Kash Patel was arrested twice in his youth in alcohol-related incidents, including a 2001 public intoxication case when he was a college student and a 2005 arrest for public urination after leaving a bar. The details emerged from a letter he wrote in 2005 about disclosures on his Florida Bar application, a document that was part of his personnel file at the Miami-Dade Public Defender’s Office.
Patel, now the ninth director of the FBI, said in the letter that the 2001 arrest came after he attended a home basketball game at the University of Richmond in Virginia and helped lead cheers. He wrote that he had two drinks before police arrested him, and said he paid a fine after the incident. Days later, according to NBC News, he was found guilty on a misdemeanor charge.
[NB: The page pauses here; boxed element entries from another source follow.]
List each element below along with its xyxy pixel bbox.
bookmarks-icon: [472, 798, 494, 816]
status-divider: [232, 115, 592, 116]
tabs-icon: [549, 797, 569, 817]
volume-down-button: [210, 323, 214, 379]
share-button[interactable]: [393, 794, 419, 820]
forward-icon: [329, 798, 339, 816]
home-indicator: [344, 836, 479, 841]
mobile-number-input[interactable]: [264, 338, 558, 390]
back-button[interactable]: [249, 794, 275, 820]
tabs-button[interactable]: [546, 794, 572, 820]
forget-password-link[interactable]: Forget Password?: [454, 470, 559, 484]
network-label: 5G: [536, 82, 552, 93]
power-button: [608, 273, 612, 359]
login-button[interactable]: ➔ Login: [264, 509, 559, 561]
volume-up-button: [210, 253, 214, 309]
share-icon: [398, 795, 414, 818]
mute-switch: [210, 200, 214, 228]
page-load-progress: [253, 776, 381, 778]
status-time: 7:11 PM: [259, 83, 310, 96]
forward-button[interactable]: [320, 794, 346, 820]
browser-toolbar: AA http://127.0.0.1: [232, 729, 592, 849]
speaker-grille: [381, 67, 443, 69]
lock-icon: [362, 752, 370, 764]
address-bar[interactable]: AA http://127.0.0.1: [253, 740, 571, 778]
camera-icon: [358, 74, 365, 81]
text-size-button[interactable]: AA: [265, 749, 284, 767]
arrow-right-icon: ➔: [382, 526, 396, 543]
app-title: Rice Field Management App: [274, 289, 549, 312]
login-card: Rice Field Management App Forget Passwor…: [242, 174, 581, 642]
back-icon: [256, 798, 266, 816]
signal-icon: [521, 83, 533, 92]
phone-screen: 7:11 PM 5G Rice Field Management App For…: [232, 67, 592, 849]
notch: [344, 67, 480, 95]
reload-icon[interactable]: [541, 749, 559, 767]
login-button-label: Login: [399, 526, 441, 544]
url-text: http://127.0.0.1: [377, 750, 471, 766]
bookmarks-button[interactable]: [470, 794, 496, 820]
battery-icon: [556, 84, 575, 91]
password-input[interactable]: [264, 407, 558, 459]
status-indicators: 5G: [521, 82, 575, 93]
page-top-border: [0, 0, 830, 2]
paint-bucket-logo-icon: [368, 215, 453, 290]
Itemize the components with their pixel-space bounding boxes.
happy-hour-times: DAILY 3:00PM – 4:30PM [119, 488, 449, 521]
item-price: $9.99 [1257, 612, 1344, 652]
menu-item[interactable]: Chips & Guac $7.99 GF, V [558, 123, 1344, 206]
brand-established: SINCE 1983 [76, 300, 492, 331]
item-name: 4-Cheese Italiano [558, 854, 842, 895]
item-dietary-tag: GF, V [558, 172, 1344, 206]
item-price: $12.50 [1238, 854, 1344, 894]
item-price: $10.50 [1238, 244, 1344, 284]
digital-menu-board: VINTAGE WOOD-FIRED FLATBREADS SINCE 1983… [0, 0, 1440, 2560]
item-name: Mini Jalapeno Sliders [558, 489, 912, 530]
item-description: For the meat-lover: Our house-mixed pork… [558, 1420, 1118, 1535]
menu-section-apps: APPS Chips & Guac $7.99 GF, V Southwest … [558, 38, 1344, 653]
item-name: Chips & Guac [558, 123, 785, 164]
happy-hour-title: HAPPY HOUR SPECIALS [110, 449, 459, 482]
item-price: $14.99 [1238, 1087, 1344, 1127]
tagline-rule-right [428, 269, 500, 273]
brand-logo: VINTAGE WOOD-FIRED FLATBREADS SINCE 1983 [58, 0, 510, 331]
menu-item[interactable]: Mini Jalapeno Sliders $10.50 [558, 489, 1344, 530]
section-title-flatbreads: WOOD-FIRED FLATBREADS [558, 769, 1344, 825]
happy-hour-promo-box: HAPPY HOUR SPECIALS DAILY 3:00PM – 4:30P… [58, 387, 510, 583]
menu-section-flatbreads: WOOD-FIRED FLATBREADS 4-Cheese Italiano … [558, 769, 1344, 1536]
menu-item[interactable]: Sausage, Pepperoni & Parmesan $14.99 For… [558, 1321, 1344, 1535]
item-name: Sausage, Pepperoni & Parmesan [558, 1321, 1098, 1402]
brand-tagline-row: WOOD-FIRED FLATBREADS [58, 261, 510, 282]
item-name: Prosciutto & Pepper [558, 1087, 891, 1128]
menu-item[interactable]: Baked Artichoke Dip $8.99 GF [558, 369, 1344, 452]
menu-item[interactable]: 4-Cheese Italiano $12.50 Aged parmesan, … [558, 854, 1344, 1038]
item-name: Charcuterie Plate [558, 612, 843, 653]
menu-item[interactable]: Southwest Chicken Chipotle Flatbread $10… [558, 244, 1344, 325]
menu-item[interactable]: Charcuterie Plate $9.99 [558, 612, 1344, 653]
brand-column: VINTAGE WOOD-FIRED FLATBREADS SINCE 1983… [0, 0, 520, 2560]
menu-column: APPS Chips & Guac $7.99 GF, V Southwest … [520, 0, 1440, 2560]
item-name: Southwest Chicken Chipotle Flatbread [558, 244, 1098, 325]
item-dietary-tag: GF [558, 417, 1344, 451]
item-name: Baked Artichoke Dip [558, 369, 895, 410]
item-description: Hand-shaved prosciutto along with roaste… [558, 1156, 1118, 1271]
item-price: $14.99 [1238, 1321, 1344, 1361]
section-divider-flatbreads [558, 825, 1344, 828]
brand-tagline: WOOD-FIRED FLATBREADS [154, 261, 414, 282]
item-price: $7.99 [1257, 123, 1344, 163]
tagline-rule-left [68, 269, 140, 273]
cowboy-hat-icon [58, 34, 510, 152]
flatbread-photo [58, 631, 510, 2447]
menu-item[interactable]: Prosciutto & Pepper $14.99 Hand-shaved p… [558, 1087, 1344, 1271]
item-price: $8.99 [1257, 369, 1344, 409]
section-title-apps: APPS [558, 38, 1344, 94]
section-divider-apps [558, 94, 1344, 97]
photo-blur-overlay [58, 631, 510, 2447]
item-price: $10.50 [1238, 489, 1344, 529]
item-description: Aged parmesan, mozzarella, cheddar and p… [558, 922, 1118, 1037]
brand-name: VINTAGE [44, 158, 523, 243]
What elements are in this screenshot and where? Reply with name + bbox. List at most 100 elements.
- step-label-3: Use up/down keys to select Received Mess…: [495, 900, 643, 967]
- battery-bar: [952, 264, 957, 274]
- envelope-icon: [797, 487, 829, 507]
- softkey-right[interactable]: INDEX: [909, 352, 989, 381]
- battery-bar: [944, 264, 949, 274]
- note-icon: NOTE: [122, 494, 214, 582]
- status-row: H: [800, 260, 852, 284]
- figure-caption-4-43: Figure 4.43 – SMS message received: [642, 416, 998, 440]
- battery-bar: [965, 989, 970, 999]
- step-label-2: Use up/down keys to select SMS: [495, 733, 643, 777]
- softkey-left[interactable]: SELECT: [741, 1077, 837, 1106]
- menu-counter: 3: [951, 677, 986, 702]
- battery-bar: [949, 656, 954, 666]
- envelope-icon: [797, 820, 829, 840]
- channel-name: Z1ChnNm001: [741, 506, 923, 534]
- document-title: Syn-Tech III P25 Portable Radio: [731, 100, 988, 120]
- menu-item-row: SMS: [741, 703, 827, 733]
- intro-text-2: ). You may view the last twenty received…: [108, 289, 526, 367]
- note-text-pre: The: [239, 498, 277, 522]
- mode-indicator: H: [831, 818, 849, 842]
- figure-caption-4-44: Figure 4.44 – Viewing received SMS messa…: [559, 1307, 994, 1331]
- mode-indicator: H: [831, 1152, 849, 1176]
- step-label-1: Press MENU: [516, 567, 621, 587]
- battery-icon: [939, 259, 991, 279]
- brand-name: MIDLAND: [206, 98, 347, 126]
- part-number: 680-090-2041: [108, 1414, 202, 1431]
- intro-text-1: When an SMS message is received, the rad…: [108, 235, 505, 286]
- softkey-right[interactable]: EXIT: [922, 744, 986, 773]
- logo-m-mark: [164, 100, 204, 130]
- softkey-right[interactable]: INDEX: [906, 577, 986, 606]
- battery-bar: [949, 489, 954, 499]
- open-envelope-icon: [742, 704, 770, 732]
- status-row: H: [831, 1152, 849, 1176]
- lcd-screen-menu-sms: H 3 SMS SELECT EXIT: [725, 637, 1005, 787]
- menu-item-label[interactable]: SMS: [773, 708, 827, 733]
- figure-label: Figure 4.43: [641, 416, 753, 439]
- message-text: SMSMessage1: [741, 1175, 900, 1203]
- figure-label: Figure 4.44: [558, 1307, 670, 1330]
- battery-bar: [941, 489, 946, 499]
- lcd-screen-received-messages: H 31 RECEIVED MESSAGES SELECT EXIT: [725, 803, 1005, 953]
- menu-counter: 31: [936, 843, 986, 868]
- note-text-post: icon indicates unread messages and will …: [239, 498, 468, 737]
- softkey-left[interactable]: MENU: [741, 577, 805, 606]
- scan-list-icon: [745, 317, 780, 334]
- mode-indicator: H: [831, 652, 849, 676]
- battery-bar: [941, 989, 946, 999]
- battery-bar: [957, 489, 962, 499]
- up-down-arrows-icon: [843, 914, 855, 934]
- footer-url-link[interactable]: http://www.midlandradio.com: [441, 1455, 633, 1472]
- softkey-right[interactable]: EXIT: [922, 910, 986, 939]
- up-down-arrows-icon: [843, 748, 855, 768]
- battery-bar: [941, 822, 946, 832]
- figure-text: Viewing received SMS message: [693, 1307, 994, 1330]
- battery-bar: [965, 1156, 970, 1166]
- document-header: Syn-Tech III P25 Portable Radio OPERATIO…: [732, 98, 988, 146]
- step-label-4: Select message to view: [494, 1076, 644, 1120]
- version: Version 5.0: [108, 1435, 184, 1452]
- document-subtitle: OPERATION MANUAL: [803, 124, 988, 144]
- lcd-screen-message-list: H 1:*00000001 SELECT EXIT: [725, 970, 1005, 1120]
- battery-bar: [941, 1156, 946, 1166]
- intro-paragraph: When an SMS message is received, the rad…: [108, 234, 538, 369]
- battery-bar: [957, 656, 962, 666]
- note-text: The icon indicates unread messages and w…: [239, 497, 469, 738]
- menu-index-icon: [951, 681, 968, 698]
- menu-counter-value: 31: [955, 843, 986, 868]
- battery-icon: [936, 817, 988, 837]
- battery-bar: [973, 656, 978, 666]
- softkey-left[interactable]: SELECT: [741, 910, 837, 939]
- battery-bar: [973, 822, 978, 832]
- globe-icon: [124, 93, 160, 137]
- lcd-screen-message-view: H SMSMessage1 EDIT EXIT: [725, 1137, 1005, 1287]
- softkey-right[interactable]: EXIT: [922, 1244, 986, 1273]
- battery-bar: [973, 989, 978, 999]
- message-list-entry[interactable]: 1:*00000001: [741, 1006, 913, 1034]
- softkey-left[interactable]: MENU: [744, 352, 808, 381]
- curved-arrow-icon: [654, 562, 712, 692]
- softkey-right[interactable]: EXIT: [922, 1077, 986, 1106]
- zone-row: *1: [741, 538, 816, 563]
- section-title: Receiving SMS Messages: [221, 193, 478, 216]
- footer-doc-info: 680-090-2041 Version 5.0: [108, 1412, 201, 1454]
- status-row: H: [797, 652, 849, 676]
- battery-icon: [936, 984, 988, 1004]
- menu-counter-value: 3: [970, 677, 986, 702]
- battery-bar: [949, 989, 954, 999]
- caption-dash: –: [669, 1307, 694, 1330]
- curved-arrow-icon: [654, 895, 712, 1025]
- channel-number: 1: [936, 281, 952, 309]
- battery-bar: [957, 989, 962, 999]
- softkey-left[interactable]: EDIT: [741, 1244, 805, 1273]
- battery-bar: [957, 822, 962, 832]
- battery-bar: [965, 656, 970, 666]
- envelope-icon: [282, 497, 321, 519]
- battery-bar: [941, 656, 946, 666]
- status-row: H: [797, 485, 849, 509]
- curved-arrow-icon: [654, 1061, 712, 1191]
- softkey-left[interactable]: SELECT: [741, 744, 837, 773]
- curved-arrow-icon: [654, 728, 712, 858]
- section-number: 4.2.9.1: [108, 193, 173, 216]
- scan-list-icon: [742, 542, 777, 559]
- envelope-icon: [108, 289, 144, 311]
He also described the 2005 arrest, which happened after he left a bar while he was a law student at Pace University in New York. Patel wrote that he and a friend had been walking home when they were arrested for public urination, adding, “In a gross deviation from appropriate conduct, we attempted to relieve our bladders while walking home.” He later paid a fine in that case as well.
The letter had not previously been reported. It was written in 2005 per instructions from his employer, after Patel had been admitted to the Florida Bar and was working at the Miami-Dade Public Defender’s Office on a $40,000 salary. In it, he said both incidents were not representative of his usual conduct and hoped the board would view them as an anomaly. He also apologized for his improper behavior to the board and the community at large.
The new reporting comes as questions swirl around whether drinking is affecting Patel’s leadership at the FBI. His spokeswoman, Erica Knight, said his background “was thoroughly examined and vetted prior to him assuming this role,” and called the criticism an attempt to undermine a process that had already deemed him suitable to serve. Patel reached the bureau’s top job about 20 years after writing the letter, turning the long-buried episode into fresh scrutiny over a public record that sat in a personnel file until now.
What the newly surfaced letter makes clear is that Patel did not hide from the arrests when asked to explain them. He acknowledged them, apologized for them and asked the Florida Board to treat them as an exception. The larger question now is not whether the incidents happened — they did — but how much political weight they carry as the FBI director faces renewed attention over his personal history.